The Common Barberry, a quite well-known bushy shrub, with pale green deciduous leaves, is found in copses and hedges in some parts of England, and is possibly a native in Scotland and Ireland. It is generally distributed over the greater part of Europe, Northern Africa and temperate Asia. Barberry is an ornamental shrub, and is fairly common in gardens.
Barberry stems are woody, 8 - 10 feet high, upright and branched, with a white pith and an ash-coloured bark. The primary leaves on the woody shoots are reduced to three-forked spines, with an enlarged base. The secondary leaves are from the axil of these spines and are a simple oval shape, tapering at the base into a short footstalk. The flowers, blooming towards the ends of the branches, are small and pale yellow - their scent is not particularly attractive. The berries are about half an inch long, oblong, and slightly curved. They are a red colour when ripe, and taste similar to a tamarind. The leaves are also acid, and have sometimes been employed for the same purposes as the fruit. Cows, sheep and goats are said to eat the shrub, but horses and pigs refuse it on account of its acidity - birds do not tend to eat the berries for this reason also.
The Barberry used to be cultivated for the fruit, which was pickled and used for garnishing dishes. Provincially, the plant is also termed Pipperidge Bush, which originated from the words 'pepon' (a pip), and 'rouge' (red), a description of the scarlet, juiceless fruit. ‘Berberis’ is the Arabic name of the fruit, signifying a shell, and many authors believe the name is derived from this word, because the leaves are glossy, like the inside of an oyster-shell.
The bark and root-bark of Barberry are used medicinally. The stem-bark is collected by shaving, and is dried spread out in the sun, or in a well-ventilated greenhouse, warmed either by sun or by artificial heat. When dried, the pieces of bark are in small irregular portions and marked with shallow longitudinal furrows. It is dark yellowish-brown on the inner surface and has a slight odour and a bitter taste.
The root-bark is greyish brown externally and is dried in a similar manner after being peeled off. When dry, it breaks with a short fracture. It contains the same constituents as the stem-bark and possesses similar qualities.
The chief constituent of Barberry bark is Berberine, a yellow, crystalline bitter alkaloid, together with oxyacanthine, berbamine, other alkaloidal matter, a little tannin, wax, resin, fat, albumin, gum and starch.
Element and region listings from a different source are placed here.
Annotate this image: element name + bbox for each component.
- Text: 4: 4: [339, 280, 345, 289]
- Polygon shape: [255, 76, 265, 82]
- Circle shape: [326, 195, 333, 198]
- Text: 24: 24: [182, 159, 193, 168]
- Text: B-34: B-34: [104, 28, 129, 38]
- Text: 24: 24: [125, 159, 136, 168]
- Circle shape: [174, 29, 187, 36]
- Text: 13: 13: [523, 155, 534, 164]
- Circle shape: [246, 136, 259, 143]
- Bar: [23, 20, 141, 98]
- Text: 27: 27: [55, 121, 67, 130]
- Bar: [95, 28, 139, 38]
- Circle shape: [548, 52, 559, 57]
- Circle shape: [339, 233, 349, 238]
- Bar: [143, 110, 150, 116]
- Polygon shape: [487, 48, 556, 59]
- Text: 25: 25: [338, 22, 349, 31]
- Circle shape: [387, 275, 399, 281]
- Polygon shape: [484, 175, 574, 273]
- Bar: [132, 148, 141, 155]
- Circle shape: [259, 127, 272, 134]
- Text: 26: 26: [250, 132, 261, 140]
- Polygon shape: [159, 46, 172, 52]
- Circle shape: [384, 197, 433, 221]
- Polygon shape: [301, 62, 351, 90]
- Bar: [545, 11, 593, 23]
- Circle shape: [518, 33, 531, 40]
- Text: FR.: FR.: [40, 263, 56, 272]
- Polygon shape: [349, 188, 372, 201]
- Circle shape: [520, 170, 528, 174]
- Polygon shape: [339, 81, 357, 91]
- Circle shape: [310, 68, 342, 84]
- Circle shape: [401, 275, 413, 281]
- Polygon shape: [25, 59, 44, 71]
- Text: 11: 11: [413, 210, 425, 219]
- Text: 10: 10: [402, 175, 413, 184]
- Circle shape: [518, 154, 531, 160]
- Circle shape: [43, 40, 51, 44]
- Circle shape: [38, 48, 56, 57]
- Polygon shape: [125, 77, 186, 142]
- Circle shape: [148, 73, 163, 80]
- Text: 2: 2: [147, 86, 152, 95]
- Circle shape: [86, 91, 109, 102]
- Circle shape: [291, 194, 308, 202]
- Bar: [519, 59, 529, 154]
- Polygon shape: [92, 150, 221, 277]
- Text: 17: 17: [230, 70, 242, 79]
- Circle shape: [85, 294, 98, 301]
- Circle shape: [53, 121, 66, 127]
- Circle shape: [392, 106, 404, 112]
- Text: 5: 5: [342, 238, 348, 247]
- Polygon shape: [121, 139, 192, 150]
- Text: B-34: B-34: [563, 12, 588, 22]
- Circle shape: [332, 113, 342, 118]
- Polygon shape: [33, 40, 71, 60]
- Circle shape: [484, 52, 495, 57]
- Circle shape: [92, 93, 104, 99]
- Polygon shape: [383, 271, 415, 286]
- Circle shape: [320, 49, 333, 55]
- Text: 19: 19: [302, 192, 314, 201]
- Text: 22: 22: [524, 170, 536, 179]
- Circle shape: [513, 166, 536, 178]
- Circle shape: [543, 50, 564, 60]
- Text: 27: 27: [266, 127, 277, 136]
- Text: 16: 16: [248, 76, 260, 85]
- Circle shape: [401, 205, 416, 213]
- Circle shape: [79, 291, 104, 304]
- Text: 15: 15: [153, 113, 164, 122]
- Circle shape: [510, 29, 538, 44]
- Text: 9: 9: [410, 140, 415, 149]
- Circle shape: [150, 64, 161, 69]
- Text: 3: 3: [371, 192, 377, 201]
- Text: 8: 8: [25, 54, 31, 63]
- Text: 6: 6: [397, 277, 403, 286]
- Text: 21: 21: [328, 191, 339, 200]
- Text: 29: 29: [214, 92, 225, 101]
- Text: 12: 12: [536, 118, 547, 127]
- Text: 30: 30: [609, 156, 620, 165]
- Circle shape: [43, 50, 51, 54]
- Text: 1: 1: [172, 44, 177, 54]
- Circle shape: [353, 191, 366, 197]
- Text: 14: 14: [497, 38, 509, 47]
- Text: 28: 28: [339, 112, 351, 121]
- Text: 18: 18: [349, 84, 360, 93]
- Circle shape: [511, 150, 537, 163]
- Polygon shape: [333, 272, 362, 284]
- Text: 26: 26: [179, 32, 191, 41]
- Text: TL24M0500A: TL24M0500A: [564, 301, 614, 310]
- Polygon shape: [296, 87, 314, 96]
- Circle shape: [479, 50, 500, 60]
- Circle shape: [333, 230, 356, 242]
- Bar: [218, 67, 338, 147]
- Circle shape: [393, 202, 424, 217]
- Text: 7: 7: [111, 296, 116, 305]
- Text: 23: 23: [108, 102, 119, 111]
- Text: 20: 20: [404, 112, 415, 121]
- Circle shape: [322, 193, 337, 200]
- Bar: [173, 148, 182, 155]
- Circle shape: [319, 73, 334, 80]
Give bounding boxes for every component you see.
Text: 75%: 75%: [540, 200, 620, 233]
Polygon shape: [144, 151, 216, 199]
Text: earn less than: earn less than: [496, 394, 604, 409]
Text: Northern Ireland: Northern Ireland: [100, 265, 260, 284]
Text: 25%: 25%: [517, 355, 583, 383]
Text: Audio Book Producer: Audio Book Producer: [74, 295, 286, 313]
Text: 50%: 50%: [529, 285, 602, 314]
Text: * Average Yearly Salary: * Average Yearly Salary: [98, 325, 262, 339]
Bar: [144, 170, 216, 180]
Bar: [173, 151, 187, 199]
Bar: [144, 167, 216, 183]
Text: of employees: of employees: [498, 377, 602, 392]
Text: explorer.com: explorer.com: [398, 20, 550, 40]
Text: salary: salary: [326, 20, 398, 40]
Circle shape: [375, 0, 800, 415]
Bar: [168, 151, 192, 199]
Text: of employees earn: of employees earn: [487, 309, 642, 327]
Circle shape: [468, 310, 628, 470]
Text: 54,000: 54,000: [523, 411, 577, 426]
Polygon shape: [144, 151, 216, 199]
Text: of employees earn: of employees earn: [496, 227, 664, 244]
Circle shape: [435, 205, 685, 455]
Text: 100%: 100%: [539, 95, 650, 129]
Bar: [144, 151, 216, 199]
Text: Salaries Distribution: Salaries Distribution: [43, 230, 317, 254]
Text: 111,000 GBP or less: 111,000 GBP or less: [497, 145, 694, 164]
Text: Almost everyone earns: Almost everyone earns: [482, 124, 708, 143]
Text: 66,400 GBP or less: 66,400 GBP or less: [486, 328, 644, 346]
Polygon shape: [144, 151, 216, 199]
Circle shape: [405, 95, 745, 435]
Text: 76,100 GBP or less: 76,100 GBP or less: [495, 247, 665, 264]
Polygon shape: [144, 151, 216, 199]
Barberry is commonly used as a tonic, purgative and antiseptic. It is sometimes used in the form of a liquid extract, and given as decoction, infusion or tincture, but generally a salt of the alkaloid Berberine is preferred.
As a bitter stomachic tonic, it proves an excellent remedy for dyspepsia and functional derangement of the liver, regulating digestion, and if given in larger doses, acts as a mild purgative. It is used for the treatment of jaundice, general debility and for fever and diarrhoea. It also forms an excellent gargle for a sore mouth.
The berries contain citric and malic acids, and possess astringent properties. In the form of a jelly, the berries are a very refreshing treatment for irritable sore throats, as is the syrup made of Barberries, which is an excellent astringent gargle.